Hackett sidled out, without a word, and went to the red leather chair. Wolfe leaned over to peer at the hole in the back of his own chair, and then at the hole in the plaster, which I had chiseled to a diameter of four inches, grunted, and got himself seated.

“This,” Jensen said, “makes it a farce.”

Jane snapped, “I’m going,” and headed for the door, but I had been expecting that and with only two steps had her by the arm with a good grip and was prepared to give her the twist if she went thorny on me. Jensen sprang to his feet, with both of his hands fists. Evidently in the brief space of forty-eight hours it had developed to the point where the sight of another man laying hands on his Jane started his adrenaline spurting in torrents. If he had come close enough to make it necessary to slap him with my free hand he might have got blood on his ear too, because I had my gun in that hand.

“Stop it!” Wolfe’s voice was a whip. It turned us into a group of statuary.

“Miss Geer, you may leave shortly, if you still want to, after I have said something. Mr. Jensen, sit down. Mr. Goodwin has a gun and is probably in a temper, and might hurt you. Archie, go to your desk, but be ready to use the gun. One of them is a murderer.”

“That’s a lie!” Jensen was visibly breathing. “And who the hell are you?”

“I introduced myself, sir. That gentleman is my temporary employee. When my life was threatened I hired him to impersonate me. If I had known the worst to be expected was a gash in the ear I could have saved some money and spared myself a vast amount of irritation.”

Jane spat at him, “You fat coward!”

He shook his head. “No, Miss Geer. It is no great distinction not to be a coward, but I can claim it. Not cowardice. Conceit. I am insufferably conceited. I was convinced that the person who killed Mr. Jensen would be equally daring, witty, and effective in dealing with me. Should I be killed, I doubted if the murderer would ever be caught. Should another be killed in my place, I would still be alive to attend to the matter myself. Justified conceit, but still conceit.” He turned abruptly to me. “Archie, get Inspector Cramer on the phone.”

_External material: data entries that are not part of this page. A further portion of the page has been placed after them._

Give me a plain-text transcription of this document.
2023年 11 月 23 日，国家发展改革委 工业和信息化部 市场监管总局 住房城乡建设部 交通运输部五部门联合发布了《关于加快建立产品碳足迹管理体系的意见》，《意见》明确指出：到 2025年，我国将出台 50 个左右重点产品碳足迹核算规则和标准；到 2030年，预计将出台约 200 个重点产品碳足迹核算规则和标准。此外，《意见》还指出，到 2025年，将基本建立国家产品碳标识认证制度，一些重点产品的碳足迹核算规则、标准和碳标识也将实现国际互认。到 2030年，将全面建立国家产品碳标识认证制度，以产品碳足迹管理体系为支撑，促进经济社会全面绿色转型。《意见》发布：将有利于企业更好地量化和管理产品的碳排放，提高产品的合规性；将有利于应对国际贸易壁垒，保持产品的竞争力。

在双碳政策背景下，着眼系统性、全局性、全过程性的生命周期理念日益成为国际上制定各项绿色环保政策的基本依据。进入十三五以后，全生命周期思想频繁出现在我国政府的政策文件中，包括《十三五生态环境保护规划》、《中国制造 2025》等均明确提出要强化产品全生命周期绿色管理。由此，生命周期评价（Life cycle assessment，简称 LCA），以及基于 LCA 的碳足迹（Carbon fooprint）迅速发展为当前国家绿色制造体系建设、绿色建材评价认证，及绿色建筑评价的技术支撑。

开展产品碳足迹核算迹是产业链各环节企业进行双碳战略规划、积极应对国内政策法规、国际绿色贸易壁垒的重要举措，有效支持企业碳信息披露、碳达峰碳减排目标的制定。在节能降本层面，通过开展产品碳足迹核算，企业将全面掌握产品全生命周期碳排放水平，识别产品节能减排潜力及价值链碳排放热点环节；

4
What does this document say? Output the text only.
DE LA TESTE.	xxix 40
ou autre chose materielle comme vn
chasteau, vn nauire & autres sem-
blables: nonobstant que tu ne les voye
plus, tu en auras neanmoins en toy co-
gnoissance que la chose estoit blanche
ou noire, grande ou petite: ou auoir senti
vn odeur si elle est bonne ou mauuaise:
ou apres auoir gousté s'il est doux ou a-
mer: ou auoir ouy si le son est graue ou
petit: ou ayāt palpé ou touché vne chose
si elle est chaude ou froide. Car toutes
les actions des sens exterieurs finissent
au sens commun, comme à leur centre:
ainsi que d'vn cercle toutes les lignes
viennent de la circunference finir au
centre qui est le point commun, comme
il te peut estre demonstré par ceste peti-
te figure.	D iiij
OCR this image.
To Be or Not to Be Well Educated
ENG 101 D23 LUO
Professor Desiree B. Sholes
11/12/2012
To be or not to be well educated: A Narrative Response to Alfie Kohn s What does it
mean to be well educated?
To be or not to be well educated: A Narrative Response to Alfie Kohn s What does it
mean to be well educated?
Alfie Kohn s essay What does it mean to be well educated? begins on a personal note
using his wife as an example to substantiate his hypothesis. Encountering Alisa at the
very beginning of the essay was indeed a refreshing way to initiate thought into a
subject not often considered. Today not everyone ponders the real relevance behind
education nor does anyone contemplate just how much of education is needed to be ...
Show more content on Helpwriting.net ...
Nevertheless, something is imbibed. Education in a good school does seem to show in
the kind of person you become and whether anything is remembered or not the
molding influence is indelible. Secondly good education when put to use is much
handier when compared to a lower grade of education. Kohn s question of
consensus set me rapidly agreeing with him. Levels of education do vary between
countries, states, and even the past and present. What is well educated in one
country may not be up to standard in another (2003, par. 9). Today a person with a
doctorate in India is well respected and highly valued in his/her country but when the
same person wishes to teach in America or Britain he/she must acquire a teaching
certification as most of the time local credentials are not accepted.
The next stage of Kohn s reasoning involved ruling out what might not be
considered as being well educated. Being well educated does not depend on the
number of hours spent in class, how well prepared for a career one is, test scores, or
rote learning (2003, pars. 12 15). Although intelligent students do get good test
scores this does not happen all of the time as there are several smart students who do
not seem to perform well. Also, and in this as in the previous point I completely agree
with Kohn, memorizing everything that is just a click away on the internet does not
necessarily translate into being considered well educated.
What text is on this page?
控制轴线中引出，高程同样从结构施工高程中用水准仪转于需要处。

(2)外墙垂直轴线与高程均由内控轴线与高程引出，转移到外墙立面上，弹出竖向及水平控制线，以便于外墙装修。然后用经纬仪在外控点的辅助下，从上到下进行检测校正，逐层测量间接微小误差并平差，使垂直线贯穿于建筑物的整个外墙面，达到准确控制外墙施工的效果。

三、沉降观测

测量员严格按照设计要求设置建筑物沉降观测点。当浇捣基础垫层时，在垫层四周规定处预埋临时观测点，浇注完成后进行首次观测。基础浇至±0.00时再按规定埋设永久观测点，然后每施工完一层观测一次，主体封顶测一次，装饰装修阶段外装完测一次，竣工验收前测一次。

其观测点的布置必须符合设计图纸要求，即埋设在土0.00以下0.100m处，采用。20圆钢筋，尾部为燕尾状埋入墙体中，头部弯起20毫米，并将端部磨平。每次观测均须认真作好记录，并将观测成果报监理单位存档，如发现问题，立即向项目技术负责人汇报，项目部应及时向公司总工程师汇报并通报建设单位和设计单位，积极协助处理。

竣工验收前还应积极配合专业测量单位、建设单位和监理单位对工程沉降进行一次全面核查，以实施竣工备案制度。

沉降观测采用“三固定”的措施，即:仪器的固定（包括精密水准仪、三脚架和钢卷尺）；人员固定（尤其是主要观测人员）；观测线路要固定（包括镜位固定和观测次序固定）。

They both started talking at once, with vehemence. I watched them from a corner of an eye while dialing. Wolfe cut them off. “If you please! In a moment I shall offer you an alternative: the police or me. Meanwhile Mr. Cramer can help. One of you, of course, is putting all this on; to the other I wish to say that you might as well sit down and resign yourself to some inconvenience and unpleasantness.” He glanced at Hackett. “If you want to get away from this uproar, there is your room upstairs…”

“I think I’ll stay here,” Hackett declared. “I’m a little interested in this myself, since I nearly got killed.”

“Cramer on,” I told Wolfe.

He lifted his phone from the cradle. “How do you do, sir. No. No, I have a request to make. If you send a man here right away, I’ll give him a revolver and a bullet. First, examine the revolver for fingerprints and send me copies. Second, trace the revolver if possible. Third, fire a bullet from it and compare it both with the bullet I am sending you and with the bullets that killed Mr. Jensen and Mr. Doyle. Let me know the results. That’s all. No. Confound it, no! If you come yourself you will be handed the package at the door and not admitted. I’m busy.”

As he hung up I said, “The number has been filed off of the gun.”

“Then it can’t be traced.”

“No, sir. Does Cramer get the handkerchief too?”

“Let me see it.”

I handed the gun to him, with its butt still protruding through the tear in the handkerchief. Wolfe frowned as he saw that the handkerchief had no laundry mark or any other mark and was a species that could be bought in at least a thousand stores in New York City alone, not to mention the rest of the country. “We’ll keep the handkerchief,” Wolfe said.